Only minutes after Lee and his escort had left the encampment of the two thousand Continental soldiers at Vealtown, Major Wilkinson arrived with messages from General Horatio Gates to General Washington. Major Wilkinson was then nineteen or twenty years old—like other facets of Wilkinson, his age was hard to pin down—and from what others had to say about him, which was never laudatory, he was not an extremely trustworthy person. So far as one can put the pieces of his character together, he was a young man of opportunist tendencies and quick intelligence. As so often with men of that type, his ambition outran his store of common sense, and he all too frequently mounted the wrong horse at the wrong time.

On the other hand, he did subsequently write a journal of experiences in the Revolution, and the journal does provide a good deal of information that cannot be found elsewhere. Unfortunately the information, like the man, is not wholly to be trusted, and the central hero of whatever event described is always Major Wilkinson.

Wilkinson had been dispatched by General Horatio Gates who, with an army of between eight and nine hundred men, had been detained from joining Washington by an unseasonable snowstorm near the Wallpack River in New Jersey. His orders were to find Washington. It would appear that he had also been instructed by Gates to interview General Charles Lee and have an off-the-record discussion with him before he, Wilkinson, found the commander in chief.

Wilkinson rode from Gates's camp to Morristown, where he certainly had little expectation of finding General Washington but every expectation of finding Charles Lee. There he learned that Lee had gone on to Vealtown. Wilkinson rode there and spoke to General Sullivan and was now informed that Lee was spending the night at the inn at Baskingridge.

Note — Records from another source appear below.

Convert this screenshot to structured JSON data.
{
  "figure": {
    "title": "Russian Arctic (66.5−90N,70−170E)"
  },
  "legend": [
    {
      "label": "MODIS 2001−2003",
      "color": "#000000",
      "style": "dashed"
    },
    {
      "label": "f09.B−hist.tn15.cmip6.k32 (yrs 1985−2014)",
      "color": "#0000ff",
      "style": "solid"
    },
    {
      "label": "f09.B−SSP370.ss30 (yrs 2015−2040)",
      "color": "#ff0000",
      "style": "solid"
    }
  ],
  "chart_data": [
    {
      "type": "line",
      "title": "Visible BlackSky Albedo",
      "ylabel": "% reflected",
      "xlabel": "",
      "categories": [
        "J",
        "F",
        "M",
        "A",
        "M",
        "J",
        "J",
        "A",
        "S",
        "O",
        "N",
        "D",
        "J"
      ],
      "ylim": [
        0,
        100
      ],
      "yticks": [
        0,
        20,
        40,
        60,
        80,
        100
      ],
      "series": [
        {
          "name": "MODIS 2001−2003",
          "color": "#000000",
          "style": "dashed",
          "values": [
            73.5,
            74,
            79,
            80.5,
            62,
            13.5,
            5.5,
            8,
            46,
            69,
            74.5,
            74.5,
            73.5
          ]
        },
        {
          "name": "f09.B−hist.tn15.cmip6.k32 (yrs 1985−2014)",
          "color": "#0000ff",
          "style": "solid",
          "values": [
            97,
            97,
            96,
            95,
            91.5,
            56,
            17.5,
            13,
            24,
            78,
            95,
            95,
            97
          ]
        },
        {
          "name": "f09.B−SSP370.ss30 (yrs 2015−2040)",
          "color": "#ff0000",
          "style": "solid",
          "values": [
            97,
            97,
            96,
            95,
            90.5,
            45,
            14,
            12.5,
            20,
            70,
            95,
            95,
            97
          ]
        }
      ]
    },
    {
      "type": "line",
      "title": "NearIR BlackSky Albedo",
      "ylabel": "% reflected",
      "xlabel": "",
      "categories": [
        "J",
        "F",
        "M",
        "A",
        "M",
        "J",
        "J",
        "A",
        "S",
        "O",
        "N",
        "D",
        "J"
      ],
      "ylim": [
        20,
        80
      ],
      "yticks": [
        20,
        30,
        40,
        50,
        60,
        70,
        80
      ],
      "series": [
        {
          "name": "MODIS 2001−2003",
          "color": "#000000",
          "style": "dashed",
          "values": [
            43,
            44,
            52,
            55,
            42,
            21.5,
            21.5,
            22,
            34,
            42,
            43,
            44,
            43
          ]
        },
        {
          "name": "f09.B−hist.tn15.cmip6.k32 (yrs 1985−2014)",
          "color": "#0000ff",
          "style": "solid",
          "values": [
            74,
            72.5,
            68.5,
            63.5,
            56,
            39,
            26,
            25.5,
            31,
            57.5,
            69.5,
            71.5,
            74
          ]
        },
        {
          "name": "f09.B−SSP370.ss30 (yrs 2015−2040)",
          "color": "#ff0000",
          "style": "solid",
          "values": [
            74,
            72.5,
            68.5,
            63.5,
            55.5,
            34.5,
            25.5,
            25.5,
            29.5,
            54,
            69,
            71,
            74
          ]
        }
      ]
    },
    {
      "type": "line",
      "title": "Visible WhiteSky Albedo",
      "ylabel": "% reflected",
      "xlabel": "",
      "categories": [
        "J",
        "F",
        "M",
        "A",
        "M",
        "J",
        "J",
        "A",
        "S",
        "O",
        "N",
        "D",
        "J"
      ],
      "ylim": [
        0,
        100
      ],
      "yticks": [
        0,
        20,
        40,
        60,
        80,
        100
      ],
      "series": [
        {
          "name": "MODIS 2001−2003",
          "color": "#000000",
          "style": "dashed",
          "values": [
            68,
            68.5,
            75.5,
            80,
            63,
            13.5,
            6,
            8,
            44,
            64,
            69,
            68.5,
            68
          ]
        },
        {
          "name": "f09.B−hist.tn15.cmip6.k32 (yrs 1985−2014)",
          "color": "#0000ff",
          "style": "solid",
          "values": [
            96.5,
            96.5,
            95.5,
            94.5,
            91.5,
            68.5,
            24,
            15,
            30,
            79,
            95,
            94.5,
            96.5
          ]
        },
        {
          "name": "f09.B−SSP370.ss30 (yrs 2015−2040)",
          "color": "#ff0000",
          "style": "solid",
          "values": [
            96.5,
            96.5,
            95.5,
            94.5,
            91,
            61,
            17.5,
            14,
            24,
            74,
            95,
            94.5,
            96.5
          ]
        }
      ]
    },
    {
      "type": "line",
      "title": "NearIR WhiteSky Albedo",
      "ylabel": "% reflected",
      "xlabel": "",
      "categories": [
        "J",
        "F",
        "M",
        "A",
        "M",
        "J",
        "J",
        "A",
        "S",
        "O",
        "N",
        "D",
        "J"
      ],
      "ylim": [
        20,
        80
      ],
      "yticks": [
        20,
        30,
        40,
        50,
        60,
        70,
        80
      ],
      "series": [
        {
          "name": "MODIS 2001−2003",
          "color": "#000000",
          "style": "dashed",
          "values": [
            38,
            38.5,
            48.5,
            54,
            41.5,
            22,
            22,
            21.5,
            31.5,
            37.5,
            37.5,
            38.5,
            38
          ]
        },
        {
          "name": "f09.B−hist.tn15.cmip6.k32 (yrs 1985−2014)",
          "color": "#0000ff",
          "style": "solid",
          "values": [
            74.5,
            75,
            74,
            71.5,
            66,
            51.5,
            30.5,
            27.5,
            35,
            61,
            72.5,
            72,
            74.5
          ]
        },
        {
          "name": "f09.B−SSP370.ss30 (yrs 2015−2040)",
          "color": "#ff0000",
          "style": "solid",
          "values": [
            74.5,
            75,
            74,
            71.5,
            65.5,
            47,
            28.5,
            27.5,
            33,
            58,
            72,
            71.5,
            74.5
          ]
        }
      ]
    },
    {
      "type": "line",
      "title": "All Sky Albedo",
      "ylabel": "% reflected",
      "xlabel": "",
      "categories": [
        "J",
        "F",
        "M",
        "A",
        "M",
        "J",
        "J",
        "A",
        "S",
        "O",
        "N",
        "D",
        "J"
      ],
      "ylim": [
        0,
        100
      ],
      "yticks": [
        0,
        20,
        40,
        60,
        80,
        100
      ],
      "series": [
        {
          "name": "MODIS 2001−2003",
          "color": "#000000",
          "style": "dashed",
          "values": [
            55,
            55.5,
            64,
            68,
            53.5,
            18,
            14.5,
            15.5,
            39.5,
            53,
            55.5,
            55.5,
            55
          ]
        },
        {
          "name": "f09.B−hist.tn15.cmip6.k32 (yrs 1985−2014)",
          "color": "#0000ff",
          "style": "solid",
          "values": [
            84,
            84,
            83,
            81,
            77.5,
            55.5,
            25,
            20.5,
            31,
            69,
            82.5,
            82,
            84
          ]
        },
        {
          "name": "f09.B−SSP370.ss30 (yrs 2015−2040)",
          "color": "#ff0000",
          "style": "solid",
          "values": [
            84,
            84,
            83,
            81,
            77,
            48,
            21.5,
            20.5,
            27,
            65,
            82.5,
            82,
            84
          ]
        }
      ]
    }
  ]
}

When Wilkinson got to Baskingridge, the inn was asleep. But he felt that his mission was important enough to awaken everyone in the house, and he hammered at the door. A sleepy innkeeper guided Wilkinson to Lee's bedroom. The night before Lee had had too much to drink, and now his response to being awakened was a furious outpouring, well-spiced with four-letter Anglo-Saxon words. It was the second time Lee had been disturbed that night. Earlier, a Tory had come to the inn to complain to Lee that a horse of his had been stolen from him by Continental army deserters. When Lee had cursed out the Tory roundly and thrown him out of the inn, the Tory swore he would get even.

Wilkinson, knowing nothing of the Tory incident, bore the abuse and delivered to Lee General Gates's letter, which had been intended for Washington. Apparently Lee was pleased to have a letter addressed to the commander in chief, and he read it immediately, without ever questioning the propriety of either Wilkinson's action or his own. Lee refused to comment on the letter or to say anything about his own circumstances at the inn. Instead he told Wilkinson that he would see him in the morning light and that he should get the devil out of his room.